De même que la constitution de l’état n’entraîne point création d’un droit nouveau, de même elle n’entraîne chez l’individu aucune véritable perte de droit. Beaucoup de philosophes et de publicistes croient avec Victor Cousin, avec M. Jules Simon[1], avec M. Bluntschli, que l’homme, en entrant dans l’état, abandonne « une partie de ses droits » pour sauvegarder l’autre. Rousseau contribua lui-même à cette erreur par une argumentation artificielle, sorte de prestidigitation logique qui commence par nous enlever tous nos droits pour nous les rendre tous.

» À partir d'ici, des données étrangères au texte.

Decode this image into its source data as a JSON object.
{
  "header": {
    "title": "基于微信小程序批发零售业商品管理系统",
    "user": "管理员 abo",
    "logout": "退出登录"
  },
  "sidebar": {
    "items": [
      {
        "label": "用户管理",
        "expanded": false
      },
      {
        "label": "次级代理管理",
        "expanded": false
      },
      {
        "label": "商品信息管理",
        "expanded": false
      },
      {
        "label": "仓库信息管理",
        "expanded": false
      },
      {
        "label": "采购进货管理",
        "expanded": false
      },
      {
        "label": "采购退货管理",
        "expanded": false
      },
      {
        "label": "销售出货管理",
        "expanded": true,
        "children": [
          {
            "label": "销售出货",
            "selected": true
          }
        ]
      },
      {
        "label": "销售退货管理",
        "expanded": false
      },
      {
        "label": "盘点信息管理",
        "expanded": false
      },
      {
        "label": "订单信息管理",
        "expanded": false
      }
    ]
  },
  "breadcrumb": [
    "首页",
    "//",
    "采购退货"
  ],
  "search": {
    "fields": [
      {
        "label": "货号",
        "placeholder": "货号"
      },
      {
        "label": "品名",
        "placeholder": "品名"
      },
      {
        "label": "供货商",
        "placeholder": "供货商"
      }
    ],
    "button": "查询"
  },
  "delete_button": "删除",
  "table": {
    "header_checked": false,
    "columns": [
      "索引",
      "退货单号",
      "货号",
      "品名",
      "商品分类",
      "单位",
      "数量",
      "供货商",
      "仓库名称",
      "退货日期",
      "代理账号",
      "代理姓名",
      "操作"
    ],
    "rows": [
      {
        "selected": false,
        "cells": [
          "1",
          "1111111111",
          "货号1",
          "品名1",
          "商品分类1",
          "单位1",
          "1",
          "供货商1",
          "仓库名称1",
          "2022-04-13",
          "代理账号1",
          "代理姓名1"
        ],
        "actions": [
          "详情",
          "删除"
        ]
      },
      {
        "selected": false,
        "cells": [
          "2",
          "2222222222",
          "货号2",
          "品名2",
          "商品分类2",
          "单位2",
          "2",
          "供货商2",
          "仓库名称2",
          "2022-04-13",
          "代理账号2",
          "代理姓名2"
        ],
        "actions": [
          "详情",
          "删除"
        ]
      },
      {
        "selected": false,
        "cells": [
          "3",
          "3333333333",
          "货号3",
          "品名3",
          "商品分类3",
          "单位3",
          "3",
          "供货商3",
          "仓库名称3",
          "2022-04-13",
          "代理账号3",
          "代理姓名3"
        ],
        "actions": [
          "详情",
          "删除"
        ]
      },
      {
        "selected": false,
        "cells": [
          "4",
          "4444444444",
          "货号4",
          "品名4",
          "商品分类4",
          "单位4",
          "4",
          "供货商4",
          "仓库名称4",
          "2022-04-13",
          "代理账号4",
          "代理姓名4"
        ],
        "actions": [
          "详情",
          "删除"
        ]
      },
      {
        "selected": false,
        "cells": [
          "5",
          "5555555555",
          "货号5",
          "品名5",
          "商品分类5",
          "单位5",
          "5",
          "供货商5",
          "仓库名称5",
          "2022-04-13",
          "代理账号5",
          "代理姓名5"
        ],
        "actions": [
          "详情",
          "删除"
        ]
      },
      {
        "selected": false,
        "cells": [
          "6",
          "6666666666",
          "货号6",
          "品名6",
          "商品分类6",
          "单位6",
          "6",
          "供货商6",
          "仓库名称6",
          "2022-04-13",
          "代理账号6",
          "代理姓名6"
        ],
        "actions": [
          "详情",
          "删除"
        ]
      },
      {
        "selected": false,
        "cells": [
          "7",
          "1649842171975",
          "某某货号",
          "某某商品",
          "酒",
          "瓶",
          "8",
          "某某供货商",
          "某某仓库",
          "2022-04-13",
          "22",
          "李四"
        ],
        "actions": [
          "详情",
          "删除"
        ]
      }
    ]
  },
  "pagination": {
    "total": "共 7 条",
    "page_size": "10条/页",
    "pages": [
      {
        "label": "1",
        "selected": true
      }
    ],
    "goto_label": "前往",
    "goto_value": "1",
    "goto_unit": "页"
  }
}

On se rappelle quelle serait, à en croire Rousseau, la clause suprême du contrat social : « aliénation totale de chaque associé, avec tous ses droits, à toute la communauté. « Il est vrai que Rousseau, par un expédient dialectique, réconcilie aussitôt cette aliénation de liberté avec le principe de la liberté inaliénable : « Chacun se donnant à tous, dit-il, ne se donne à personne, et comme il n’y a pas un associé sur lequel on n’acquière le même droit que sur soi, on gagne l’équivalent de tout ce que l’on perd et plus de force pour conserver ce que l’on a. » Mieux vaut dire plus simplement que dans l’état il n’y a pas aliénation, mais mise en commun des droits. Rousseau d’ailleurs ne tarde pas à se corriger lui-même en disant : « Ce que chacun aliène (par le pacte social) c’est seulement la partie de tout cela dont l’usage importe à la communauté, » Enfin il va plus loin encore et finit par nier toute aliénation même partielle : « Il est si faux, dit-il, que dans le contrat social il y ait de la part des particuliers aucune renonciation véritable, que leur situation par l’effet de ce contrat se trouve réellement préférable à ce qu’elle était auparavant. » La vérité est donc, selon la dernière pensée de Rousseau, que l’institution de l’état entraîne non la diminution de la liberté, mais son augmentation. M. Taine, dans l’Ancien Régime, ne par le que de la clause fictive d’aliénation totale et se tait sur les clauses réelles qui réduisent la première à un pur artifice de logique. Du

  1. Voir la Liberté politique.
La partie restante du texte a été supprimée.